重要な意思決定
19889月

CD-Rの世界初商品化

背景

オーディオテープでの成功と光記録メディアへの展望

太陽誘電は1982年9月、「That's」ブランドでオーディオテープの生産を開始し、消費財市場への参入を果たした。電子部品メーカーが磁気テープに参入した背景には、コンデンサの材料であるセラミックスと磁気テープの素材に技術的な共通性があったことがある。安藤顕常務(当時)は後のインタビューで「共通の材料を使えるというのが背景です」と語っている。太陽誘電はオーディオテープにおいてメタルとハイポジションの高品質帯から参入し、「技術力を出せる」領域に絞る差別化戦略を採った。

That'sブランドのオーディオテープは市場で一定の知名度を獲得し、高品質テープとしてディーラーからの評判も良かった。この消費財での実績は、太陽誘電に「技術で差別化すれば消費財市場でも戦える」という自信を与えた。一方、1980年代には12cmオーディオディスク(CD)が急速に普及し、音楽メディアのデジタル化が進行していた。太陽誘電はCDの光ディスク技術に着目し、利用者が自らデータを書き込める記録可能な光ディスクの開発に着手した。

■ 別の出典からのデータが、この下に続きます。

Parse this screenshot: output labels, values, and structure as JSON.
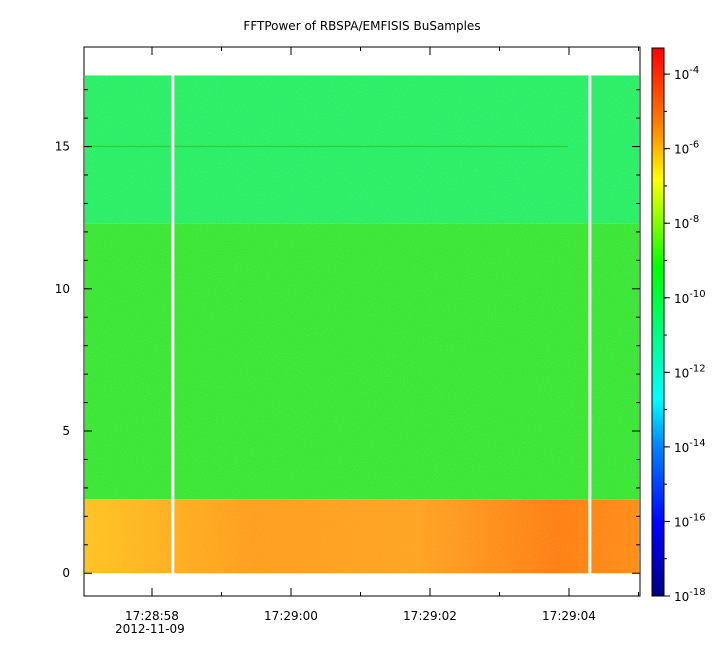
{
  "chart_data": {
    "type": "heatmap",
    "title": "FFTPower of RBSPA/EMFISIS  BuSamples",
    "xlabel": "",
    "ylabel": "",
    "x_ticks": [
      "17:28:58",
      "17:29:00",
      "17:29:02",
      "17:29:04"
    ],
    "x_date_label": "2012-11-09",
    "y_ticks": [
      0,
      5,
      10,
      15
    ],
    "ylim": [
      -0.8,
      18.5
    ],
    "color_scale": "log",
    "colorbar_ticks": [
      "10",
      "10",
      "10",
      "10",
      "10",
      "10",
      "10",
      "10"
    ],
    "colorbar_exponents": [
      "-4",
      "-6",
      "-8",
      "-10",
      "-12",
      "-14",
      "-16",
      "-18"
    ],
    "colorbar_range": [
      "1e-18",
      "1e-3.3"
    ],
    "grid": false,
    "regions": [
      {
        "y_range": [
          12.3,
          17.5
        ],
        "level": "1e-11",
        "color": "#22ee66"
      },
      {
        "y_range": [
          2.6,
          12.3
        ],
        "level": "1e-10",
        "color": "#33e533"
      },
      {
        "y_range": [
          0,
          2.6
        ],
        "level": "1e-8",
        "color": "#ff9a1a"
      }
    ],
    "gap_times": [
      "17:28:58.3",
      "17:29:04.3"
    ]
  }
}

当時、書き込み可能な光ディスクの実用化は業界全体の課題であった。光記録メディアはレーザー光で記録層を物理的に変化させる仕組みであり、材料技術と精密な薄膜成形技術が鍵を握っていた。太陽誘電はセラミックス材料の研究で培った薄膜・微粒子の制御技術を転用し、有機色素系の記録層を開発した。電子部品メーカーとしては異例の取り組みであったが、「素材から作る」という創業以来の方針に沿った技術展開であった。

決断

書き込み可能な光ディスク「CD-R」の開発と命名

1988年9月、太陽誘電はCD-Rを世界初商品化した。CD-R(Compact Disc-Recordable)という名称自体も太陽誘電が命名したものである。記録層に有機色素を用いた独自の技術で、650MBの記録容量を持つ光ディスクを実現した。CDプレーヤーで再生可能な互換性を持ちつつ、利用者が1回だけデータを書き込める仕様は、当時の記録メディアに存在しなかった製品カテゴリーを創出するものであった。

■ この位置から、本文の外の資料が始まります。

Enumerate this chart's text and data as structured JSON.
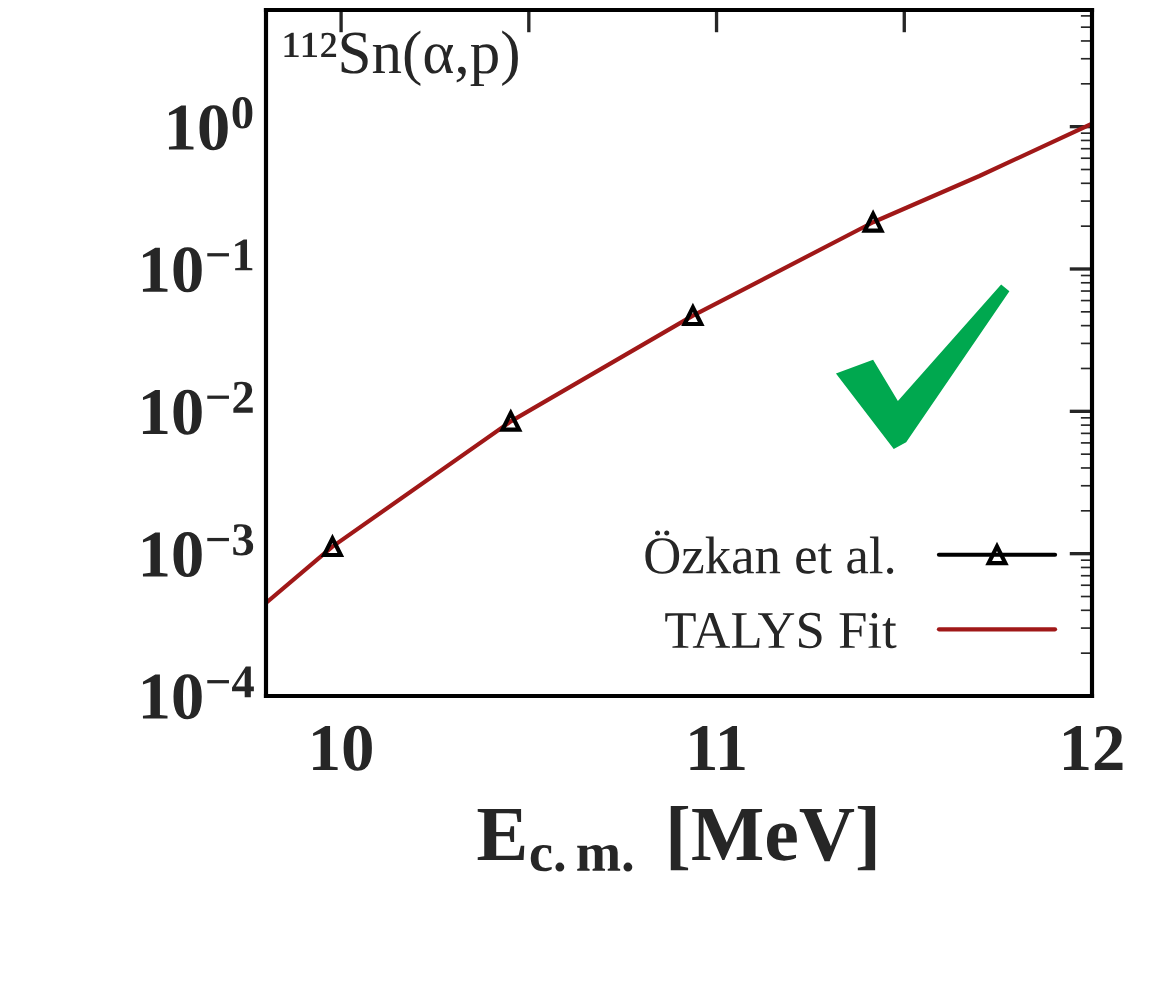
{
  "chart_data": {
    "type": "line",
    "xlabel": "E$_{c.m.}$ [MeV]",
    "log": "y",
    "xlim": [
      9.8,
      12
    ],
    "xticks": [
      10,
      {
        "value": 10.5,
        "label": null
      },
      11,
      {
        "value": 11.5,
        "label": null
      },
      12
    ],
    "ylim": [
      0.0001,
      6.6
    ],
    "yticks": [
      {
        "value": 1,
        "label": "10$^{0}$"
      },
      {
        "value": 0.1,
        "label": "10$^{−1}$"
      },
      {
        "value": 0.01,
        "label": "10$^{−2}$"
      },
      {
        "value": 0.001,
        "label": "10$^{−3}$"
      },
      {
        "value": 0.0001,
        "label": "10$^{−4}$"
      }
    ],
    "annotations": [
      "¹¹²Sn(α,p)"
    ],
    "legend": "bottom right",
    "grid": false,
    "series": [
      {
        "name": "Özkan et al.",
        "type": "scatter",
        "marker": "triangle",
        "color": "#000000",
        "x": [
          9.977,
          10.452,
          10.937,
          11.417
        ],
        "values": [
          0.00112,
          0.0085,
          0.047,
          0.213
        ]
      },
      {
        "name": "TALYS Fit",
        "marker": "none",
        "color": "#a01818",
        "x": [
          9.8,
          9.977,
          10.452,
          10.937,
          11.417,
          11.7,
          12
        ],
        "values": [
          0.00045,
          0.00112,
          0.0085,
          0.047,
          0.213,
          0.45,
          1.05
        ]
      }
    ]
  }
}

CD-Rの開発においても、太陽誘電はThat'sオーディオテープと同じく高品質・高価格の差別化戦略を採った。電子部品メーカーとしての材料技術を武器に、記録品質と信頼性で他社が追随しにくい製品を目指した。大手テープメーカーや家電メーカーとの正面からの価格競争は避け、技術的先行優位を収益に変える方針であった。この戦略はCD-Rのような新規市場創造の局面では有効に機能し、市場の立ち上がり期において太陽誘電はリーダーの地位を確立した。

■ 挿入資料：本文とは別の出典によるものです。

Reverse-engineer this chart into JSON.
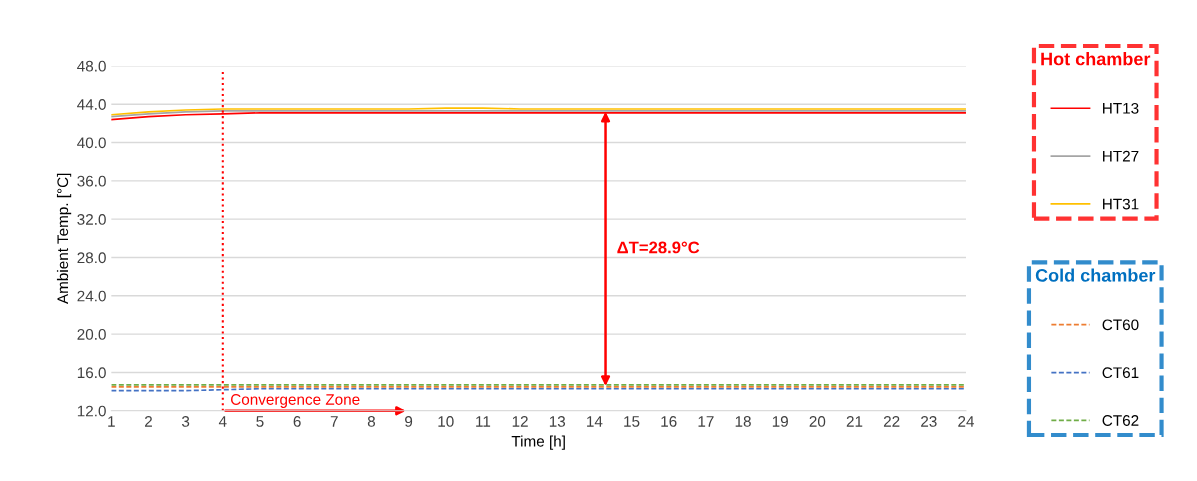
{
  "chart_data": {
    "type": "line",
    "xlabel": "Time [h]",
    "ylabel": "Ambient Temp. [°C]",
    "categories": [
      "1",
      "2",
      "3",
      "4",
      "5",
      "6",
      "7",
      "8",
      "9",
      "10",
      "11",
      "12",
      "13",
      "14",
      "15",
      "16",
      "17",
      "18",
      "19",
      "20",
      "21",
      "22",
      "23",
      "24"
    ],
    "ylim": [
      12,
      48
    ],
    "yticks": [
      {
        "value": 12,
        "label": "12.0"
      },
      {
        "value": 16,
        "label": "16.0"
      },
      {
        "value": 20,
        "label": "20.0"
      },
      {
        "value": 24,
        "label": "24.0"
      },
      {
        "value": 28,
        "label": "28.0"
      },
      {
        "value": 32,
        "label": "32.0"
      },
      {
        "value": 36,
        "label": "36.0"
      },
      {
        "value": 40,
        "label": "40.0"
      },
      {
        "value": 44,
        "label": "44.0"
      },
      {
        "value": 48,
        "label": "48.0"
      }
    ],
    "grid": "y",
    "legend": "right",
    "marker": "none",
    "series": [
      {
        "name": "HT13",
        "color": "#ff0000",
        "line_style": "solid",
        "values": [
          42.4,
          42.7,
          42.9,
          43.0,
          43.1,
          43.1,
          43.1,
          43.1,
          43.1,
          43.1,
          43.1,
          43.1,
          43.1,
          43.1,
          43.1,
          43.1,
          43.1,
          43.1,
          43.1,
          43.1,
          43.1,
          43.1,
          43.1,
          43.1
        ]
      },
      {
        "name": "HT27",
        "color": "#a5a5a5",
        "line_style": "solid",
        "values": [
          42.7,
          43.0,
          43.2,
          43.3,
          43.3,
          43.3,
          43.3,
          43.3,
          43.3,
          43.3,
          43.3,
          43.3,
          43.3,
          43.3,
          43.3,
          43.3,
          43.3,
          43.3,
          43.3,
          43.3,
          43.3,
          43.3,
          43.3,
          43.3
        ]
      },
      {
        "name": "HT31",
        "color": "#ffc000",
        "line_style": "solid",
        "values": [
          42.9,
          43.2,
          43.4,
          43.5,
          43.5,
          43.5,
          43.5,
          43.5,
          43.5,
          43.6,
          43.6,
          43.5,
          43.5,
          43.5,
          43.5,
          43.5,
          43.5,
          43.5,
          43.5,
          43.5,
          43.5,
          43.5,
          43.5,
          43.5
        ]
      },
      {
        "name": "CT60",
        "color": "#ed7d31",
        "line_style": "dashed",
        "values": [
          14.5,
          14.5,
          14.5,
          14.5,
          14.5,
          14.5,
          14.5,
          14.5,
          14.5,
          14.5,
          14.5,
          14.5,
          14.5,
          14.5,
          14.5,
          14.5,
          14.5,
          14.5,
          14.5,
          14.5,
          14.5,
          14.5,
          14.5,
          14.5
        ]
      },
      {
        "name": "CT61",
        "color": "#4472c4",
        "line_style": "dashed",
        "values": [
          14.1,
          14.1,
          14.1,
          14.2,
          14.3,
          14.3,
          14.3,
          14.3,
          14.3,
          14.3,
          14.3,
          14.3,
          14.3,
          14.3,
          14.3,
          14.3,
          14.3,
          14.3,
          14.3,
          14.3,
          14.3,
          14.3,
          14.3,
          14.3
        ]
      },
      {
        "name": "CT62",
        "color": "#70ad47",
        "line_style": "dashed",
        "values": [
          14.7,
          14.7,
          14.7,
          14.7,
          14.7,
          14.7,
          14.7,
          14.7,
          14.7,
          14.7,
          14.7,
          14.7,
          14.7,
          14.7,
          14.7,
          14.7,
          14.7,
          14.7,
          14.7,
          14.7,
          14.7,
          14.7,
          14.7,
          14.7
        ]
      }
    ],
    "ref_lines": [
      {
        "axis": "x",
        "value": "4",
        "color": "#ff0000",
        "line_style": "dotted"
      }
    ],
    "annotations": [
      "Hot chamber",
      "Cold chamber",
      "ΔT=28.9°C",
      {
        "text": "Convergence Zone",
        "x": "4",
        "y": 12
      }
    ]
  }
}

CD-Rの商品化は、太陽誘電にとって電子部品(生産財)とは異なる消費財ビジネスの確立を意味した。電子部品は最終製品に組み込まれて消費者の目に触れないが、CD-Rは消費者が直接購入し使用する製品である。That'sブランドは太陽誘電の知名度を一般消費者にまで広げ、企業イメージの向上に寄与した。安藤常務は「お金を稼いでいるのは、普段は人目に触れることのない生産財」としつつ、That'sの「企業イメージの引き上げとか、知名度の向上」という効果を重視していた。

結果

CD-R技術の進化と光記録メディア事業の拡大

CD-Rの技術はその後、より大容量の光記録メディアへと発展した。1998年にはDVD-R(4.7GB)を商品化し、CD-Rの約7倍の記録容量を実現した。2008年には追記型ブルーレイディスクLTHタイプを世界初商品化し、有機色素系記録層という太陽誘電の技術的強みを高密度メディアにも展開した。CD-Rを起点に3世代にわたる光記録メディアを商品化した実績は、同社の材料技術の汎用性と発展可能性を示している。

記録メディア事業は太陽誘電の売上構成において電子部品に次ぐ柱となった。1986年に新設された八幡原工場が磁気テープの量産を担い、1989年設立のザッツ福島(後の福島太陽誘電)が記録メディア専用の生産子会社として機能した。しかし同時に、記録メディアは電子部品に比べて参入障壁が低い市場であり、後発メーカーとの価格競争が常態化する宿命を抱えていた。電子部品では技術スペックがそのまま差別化要因になるが、記録メディアでは消費者が品質差を認識しにくく、価格が主要な競争変数となった。

2021年9月、太陽誘電が1988年に商品化したCD-Rは国立科学博物館の「未来技術遺産」に登録された。光記録メディア事業からの撤退から6年後のことである。技術としての評価は、事業としての継続可能性とは独立に行われた。CD-Rの商品化は太陽誘電が「世界初」を冠する代表的な技術成果として企業史に刻まれているが、その事業としての帰結は、市場構造の変化の前に撤退を余儀なくされるものとなった。